Choisis bien tes ennemis est le deuxième volet de la Trilogie des Secrets du Pouvoir de Robert N. Charette, centrée autour du personnage de Sam Verner, désormais plus connu sous son nom de rue “Twist”. Ancien decker corpo devenu shadowrunner malgré lui suite à une série de machinations draconiques racontées dans le premier tome, Twist est désormais parfaitement acclimaté aux Ombres. Parallèle amusant, le roman s’ouvre avec un boulot d’exfiltration effectué par Sam et son équipe qui n’est pas sans rappeler la scène d’ouverture de Ne traite jamais avec un Dragon.
Sam souffre encore d’un blocage intellectuel à l’idée d’embrasser son talent chamanique, malgré sa vision de son totem (Chien) au cours des évènements du précédent roman. Il fait également toujours équipe avec Dodger, l’elfe prodige de la Matrice. Au cours d’une mission pour un Johnson anglais nommé Andrew Glover, Sam et Dodger découvrent que leur employeur fait partie d’une cabale de druides, le “Cercle Secret”. Dirigé par un homme d’affaire obèse du nom de Hyde-White, le Cercle prépare un rituel sanglant pour “restaurer la Terre” et renverser le gouvernement britannique. Ou quelque chose du genre, ce n’est pas très clair…
Devenu malgré lui complice de leurs exactions, Sam n’aura de cesse d’affronter les druides afin de contrecarrer leurs plans, d’autant plus qu’il découvre que sa sœur Janice pourrait être liée au complot. Sam sera aidé dans sa quête par Katherine Hart, qui travaille cette fois-ci pour les elfes du Tír na nÓg.
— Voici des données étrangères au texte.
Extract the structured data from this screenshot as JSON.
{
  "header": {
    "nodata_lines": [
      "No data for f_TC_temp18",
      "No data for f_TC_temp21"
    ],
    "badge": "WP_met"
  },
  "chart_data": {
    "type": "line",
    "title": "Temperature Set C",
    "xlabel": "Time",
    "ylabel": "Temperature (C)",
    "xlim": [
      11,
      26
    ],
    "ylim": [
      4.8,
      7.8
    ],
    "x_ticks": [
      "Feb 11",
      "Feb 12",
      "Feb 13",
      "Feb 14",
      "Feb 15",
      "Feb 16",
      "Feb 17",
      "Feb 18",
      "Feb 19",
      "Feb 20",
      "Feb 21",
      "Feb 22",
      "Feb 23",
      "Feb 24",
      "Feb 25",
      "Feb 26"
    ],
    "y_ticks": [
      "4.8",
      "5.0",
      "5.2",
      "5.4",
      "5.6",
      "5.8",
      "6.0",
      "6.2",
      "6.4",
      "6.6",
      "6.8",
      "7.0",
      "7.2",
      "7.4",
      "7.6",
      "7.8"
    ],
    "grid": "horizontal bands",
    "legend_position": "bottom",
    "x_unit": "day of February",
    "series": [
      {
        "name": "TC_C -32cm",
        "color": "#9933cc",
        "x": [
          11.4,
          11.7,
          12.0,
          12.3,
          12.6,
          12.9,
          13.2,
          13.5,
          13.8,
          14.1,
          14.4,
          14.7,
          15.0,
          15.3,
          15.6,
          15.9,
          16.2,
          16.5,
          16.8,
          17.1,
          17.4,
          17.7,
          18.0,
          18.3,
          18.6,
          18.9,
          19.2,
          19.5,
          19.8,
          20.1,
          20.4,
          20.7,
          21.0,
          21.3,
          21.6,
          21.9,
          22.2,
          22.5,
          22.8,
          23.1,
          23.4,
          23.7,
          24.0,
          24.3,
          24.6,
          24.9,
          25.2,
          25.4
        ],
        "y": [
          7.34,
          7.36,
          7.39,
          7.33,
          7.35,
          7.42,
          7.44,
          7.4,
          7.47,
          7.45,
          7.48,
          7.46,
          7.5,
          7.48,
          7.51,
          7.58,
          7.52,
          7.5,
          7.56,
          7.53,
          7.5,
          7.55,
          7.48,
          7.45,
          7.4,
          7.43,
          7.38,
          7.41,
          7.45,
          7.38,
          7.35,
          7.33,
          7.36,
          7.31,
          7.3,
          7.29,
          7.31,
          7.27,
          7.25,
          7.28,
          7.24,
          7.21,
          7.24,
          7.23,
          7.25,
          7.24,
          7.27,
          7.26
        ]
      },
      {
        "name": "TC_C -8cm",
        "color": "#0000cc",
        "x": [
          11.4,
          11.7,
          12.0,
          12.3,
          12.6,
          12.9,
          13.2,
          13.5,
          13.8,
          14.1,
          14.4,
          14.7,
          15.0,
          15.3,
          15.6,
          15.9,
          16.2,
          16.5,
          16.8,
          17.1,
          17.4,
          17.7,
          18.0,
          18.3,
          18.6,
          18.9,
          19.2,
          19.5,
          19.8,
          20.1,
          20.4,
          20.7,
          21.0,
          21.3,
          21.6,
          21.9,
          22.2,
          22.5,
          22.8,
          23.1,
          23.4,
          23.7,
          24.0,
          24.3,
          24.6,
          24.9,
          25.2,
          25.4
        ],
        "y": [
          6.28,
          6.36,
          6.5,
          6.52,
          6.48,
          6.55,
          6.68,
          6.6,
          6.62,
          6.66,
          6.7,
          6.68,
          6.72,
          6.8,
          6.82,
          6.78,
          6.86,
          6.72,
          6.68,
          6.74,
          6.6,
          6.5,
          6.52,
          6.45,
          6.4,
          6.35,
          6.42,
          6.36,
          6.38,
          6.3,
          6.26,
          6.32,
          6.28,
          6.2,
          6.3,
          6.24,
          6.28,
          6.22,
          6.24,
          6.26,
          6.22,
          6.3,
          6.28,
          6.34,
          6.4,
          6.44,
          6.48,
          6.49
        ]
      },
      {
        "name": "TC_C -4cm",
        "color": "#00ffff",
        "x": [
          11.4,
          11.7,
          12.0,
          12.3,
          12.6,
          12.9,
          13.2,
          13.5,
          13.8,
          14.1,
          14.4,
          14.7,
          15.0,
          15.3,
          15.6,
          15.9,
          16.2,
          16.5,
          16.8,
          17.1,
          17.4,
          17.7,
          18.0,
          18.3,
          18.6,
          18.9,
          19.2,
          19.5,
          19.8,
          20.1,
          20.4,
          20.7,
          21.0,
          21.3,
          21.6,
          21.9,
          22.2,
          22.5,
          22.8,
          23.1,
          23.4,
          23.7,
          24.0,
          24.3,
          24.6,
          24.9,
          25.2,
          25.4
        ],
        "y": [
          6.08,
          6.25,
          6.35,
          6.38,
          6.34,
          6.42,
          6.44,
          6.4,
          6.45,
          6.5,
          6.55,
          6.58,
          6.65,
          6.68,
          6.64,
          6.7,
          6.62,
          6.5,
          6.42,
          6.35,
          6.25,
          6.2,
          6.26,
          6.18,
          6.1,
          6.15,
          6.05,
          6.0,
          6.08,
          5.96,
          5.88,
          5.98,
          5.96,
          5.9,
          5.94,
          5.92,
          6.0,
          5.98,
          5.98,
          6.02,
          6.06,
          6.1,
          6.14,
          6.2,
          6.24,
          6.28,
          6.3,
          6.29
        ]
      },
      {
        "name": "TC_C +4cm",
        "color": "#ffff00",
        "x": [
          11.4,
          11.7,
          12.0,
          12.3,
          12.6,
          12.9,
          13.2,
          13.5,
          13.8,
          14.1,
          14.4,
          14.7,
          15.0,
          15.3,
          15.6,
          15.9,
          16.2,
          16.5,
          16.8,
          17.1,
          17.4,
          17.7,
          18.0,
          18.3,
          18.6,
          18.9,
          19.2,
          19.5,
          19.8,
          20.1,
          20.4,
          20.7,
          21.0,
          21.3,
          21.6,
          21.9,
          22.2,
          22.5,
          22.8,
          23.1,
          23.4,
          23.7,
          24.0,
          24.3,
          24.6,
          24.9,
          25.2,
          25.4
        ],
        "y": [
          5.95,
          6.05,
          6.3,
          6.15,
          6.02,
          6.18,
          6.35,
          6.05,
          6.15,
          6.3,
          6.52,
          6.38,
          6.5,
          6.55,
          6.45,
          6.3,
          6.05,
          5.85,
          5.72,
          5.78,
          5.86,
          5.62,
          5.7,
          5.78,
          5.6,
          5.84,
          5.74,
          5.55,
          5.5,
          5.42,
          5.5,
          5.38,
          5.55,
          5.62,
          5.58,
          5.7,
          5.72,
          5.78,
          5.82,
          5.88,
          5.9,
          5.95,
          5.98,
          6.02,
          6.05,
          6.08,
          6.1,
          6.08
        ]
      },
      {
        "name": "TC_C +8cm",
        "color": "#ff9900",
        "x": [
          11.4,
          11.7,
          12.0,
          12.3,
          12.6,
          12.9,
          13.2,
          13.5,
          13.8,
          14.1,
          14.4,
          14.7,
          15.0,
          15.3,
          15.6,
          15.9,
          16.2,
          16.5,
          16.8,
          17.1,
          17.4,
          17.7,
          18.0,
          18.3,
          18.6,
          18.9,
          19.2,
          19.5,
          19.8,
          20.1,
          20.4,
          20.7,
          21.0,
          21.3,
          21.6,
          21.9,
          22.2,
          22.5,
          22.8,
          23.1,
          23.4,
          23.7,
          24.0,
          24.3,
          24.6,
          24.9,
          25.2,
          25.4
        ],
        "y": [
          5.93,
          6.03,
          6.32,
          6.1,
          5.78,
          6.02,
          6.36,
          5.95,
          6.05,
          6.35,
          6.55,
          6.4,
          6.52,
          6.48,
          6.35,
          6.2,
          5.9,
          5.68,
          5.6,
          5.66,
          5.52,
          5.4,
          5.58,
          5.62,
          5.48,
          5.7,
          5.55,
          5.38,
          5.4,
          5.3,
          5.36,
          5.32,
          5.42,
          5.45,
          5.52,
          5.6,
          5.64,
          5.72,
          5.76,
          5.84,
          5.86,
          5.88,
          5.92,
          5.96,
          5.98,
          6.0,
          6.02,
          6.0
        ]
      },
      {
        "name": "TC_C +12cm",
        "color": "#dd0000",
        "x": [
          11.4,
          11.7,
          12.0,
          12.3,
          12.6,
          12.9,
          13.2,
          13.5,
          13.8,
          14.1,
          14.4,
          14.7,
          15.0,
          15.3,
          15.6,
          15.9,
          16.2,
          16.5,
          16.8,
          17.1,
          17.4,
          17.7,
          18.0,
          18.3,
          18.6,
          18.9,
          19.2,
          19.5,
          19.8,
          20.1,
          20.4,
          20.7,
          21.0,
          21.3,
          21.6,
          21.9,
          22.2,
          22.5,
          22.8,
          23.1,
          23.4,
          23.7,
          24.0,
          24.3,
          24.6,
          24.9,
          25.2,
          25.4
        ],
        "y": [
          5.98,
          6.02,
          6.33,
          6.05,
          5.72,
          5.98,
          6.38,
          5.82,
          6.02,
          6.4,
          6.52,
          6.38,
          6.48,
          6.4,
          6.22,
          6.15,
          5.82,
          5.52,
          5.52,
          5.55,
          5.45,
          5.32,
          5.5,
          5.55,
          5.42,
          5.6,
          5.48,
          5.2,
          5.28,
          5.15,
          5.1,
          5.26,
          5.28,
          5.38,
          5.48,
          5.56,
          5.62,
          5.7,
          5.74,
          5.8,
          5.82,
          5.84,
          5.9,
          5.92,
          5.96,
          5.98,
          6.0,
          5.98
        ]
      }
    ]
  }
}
Mais la loyauté de la belle est comme toujours insaisissable, de même que ses sentiments pour Sam…
Choisis bien tes ennemis entraîne ses protagonistes sous de nouvelles latitudes, puisque l’essentiel de l’action se déroule cette fois-ci en Grande-Bretagne. L’occasion pour l’auteur d’introduire de nouveaux concepts, comme la présence de lignes de pouvoirs quadrillant l’île (les fameuses ley lines), ou le royaume elfique du Tír na nÓg, qui n’est d’ailleurs jamais explicitement identifié sous ce nom. Comme souvent, ce roman est également l’occasion de mettre une nouvelle menace sous les projecteurs : cette fois-ci, il s’agit de la tradition Toxique. La différence entre les différents types de magie est d’ailleurs assez bien illustrée.
Comme dans le précédent roman, la narration de Robert N. Charette est assez confuse à suivre, en raison de l’affection de l’auteur pour les ellipses diverses et variées. Des scènes-clés se déroulent hors-champ, et on n’apprend ce qui s’est passé que dans le chapitre suivant, presque par hasard, au détour d’une remarque d’un protagoniste. On a beau savoir que c’est l’édition intégrale du roman, le sentiment qu’il “manque des bouts” est fréquent. Le personnage de Hyde-White est intéressant, et réserve quelques surprises, mais au final ses intentions demeurent obscures. Sympathique dans le premier roman, Sam est assez tête-à-claques dans celui-ci, en raison de sa sempiternelle obstination et son manque de confiance (justifié ou non) envers ses équipiers. On se demande comment Dodger parvient à le supporter…
Au final Choisis bien tes ennemis est un roman divertissant mais qui semble très décousu et inégal. Il contient néanmoins suffisamment de morceaux de bravoure pour demeurer une lecture plaisante. L’un des points forts du roman est la présence de wendigos, des orks atteints du VVHMH et transformés en créatures poilues et cannibales. Charette parvient à ne pas en faire de “bêtes” monstres mais des créatures complexes (bien que sacrément vicieuses). Pour conclure, ce deuxième tome des Secrets du Pouvoir n’est pas le pire roman Shadowrun jamais écrit, mais c’est aussi loin d’être le meilleur. Il reste une bonne inspiration pour dépeindre des Chamanes toxiques, et ses méchants sont suffisamment manipulateurs et charismatiques (en plus d’être… “inhabituels”) pour que l’on aie envie de s’en inspirer pour ses propres scénarios.